Following the above calculations, Table 13 provided a summary of the weights assigned to each relevant variables and sub-variables, together with their relative rankings in relation to the AIw and FRwj values. It was observed that the safety- and hygiene-related variables ranked at first level, which was followed by climate-related variables; social- and demographic-variables; making decisions with attentiveness; and psychological-related variables. The sub-variables in the descending order of ranking included the following: Unawareness of hygiene; Close contacts; COVID patient’s waste disposals; P.P.E.’s shortages; Spitting; Wind-speed; both Lockdown-delay and Population-density; both Humidity and Quarantine-delay; Social-discrimination and -cohesiveness; both Air-quality and Age-group; both Temperature and Travel-restrictions; Rainfall; Knowledge, attitude and activities; Concealing past travels; and Impulsive purchases; respectively.

Table 13 Final weight’s summary

5 Discussion

As COVID-19 spreads, it poses a serious threat to government agencies and decision-makers worldwide [52, 54]. There is a pressing need for effective and safe vaccinations as a result of this continued growth [43]. Public health initiatives to encourage the usage of the vaccine as a means of putting an end to the deadly pandemic might be seriously undermined by external forces that have an influence on the vaccine approval process [16]. Consideration of several psychological and social variables is necessary for the recommended and widespread acceptance of vaccines [106]. Irrespective of vaccination effectiveness, it has been demonstrated that COVID-19’s vaccine allocation for older persons (more than 60 years) resulted in subsequent decrease in mortality [33]. According to a study on the vaccination habits of nurses, nurses’ COVID-19-related job demands were linked to greater work stress and, as a result, a larger intention to get the COVID-19’s vaccine [69]. The COVID-19 pandemic highlights the difficulties that governments and international organizations have in deciding which feasible interventions will be most successful. The best available scientific data, which is often offered by expert opinions and relevant studies, would be combined to create the logical strategic decision [7, 15, 42].

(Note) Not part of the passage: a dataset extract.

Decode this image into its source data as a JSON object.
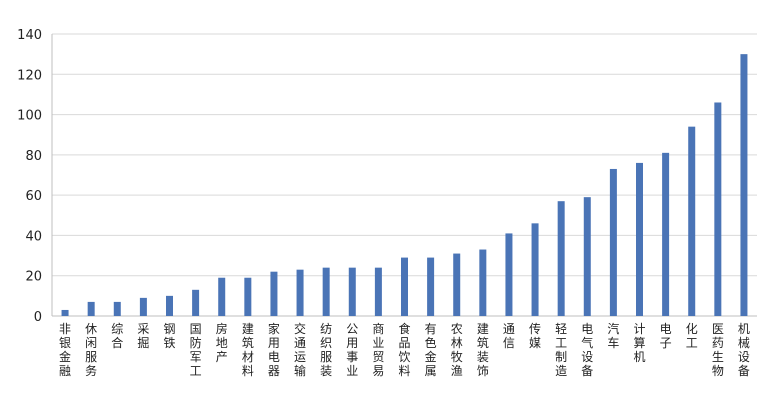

The ideal course of action is for the decision-makers to consult vaccination experts in addition to experts in other disciplines, such as for analysing cost-analysis and social-factors. Depending on the characteristics of the system and other important factors, a decision may require a certain group of experts [73]. The choice of vaccination by the public can undoubtedly be influenced by media coverage, but decision-makers’ views should not be impacted by it [1].

6 Conclusion

This chapter provided a novel hybrid MCDM framework to identify variables and sub-variables that are responsible for COVID-19’s transmission. In order to rank the significant variables that contribute to spreading of COVID-19, an effort was made by combining both the ‘Best-Worst-Method (BWM)’ and ‘Step-Wise Assessment and Ratio-Analysis (SWARA)’ methods establishing a hybrid MCDM framework. Apart from this, it also analysed the existing available vaccines preferences among the Indian community. A ‘safe and healthy’ environment can be achieved by revising healthcare plans and policies in light of the results and underlying consequences. This work has several shortcomings despite these original contributions; thus, it provides some suggestions for further research. First of all, because COVID-19 is a novel virus that may transmit in a variety of ways, virology and observational studies are still in their infancy. The analysis can be repeated in the future with the addition of new variables and sub-variables that affect COVID-19’s transmission.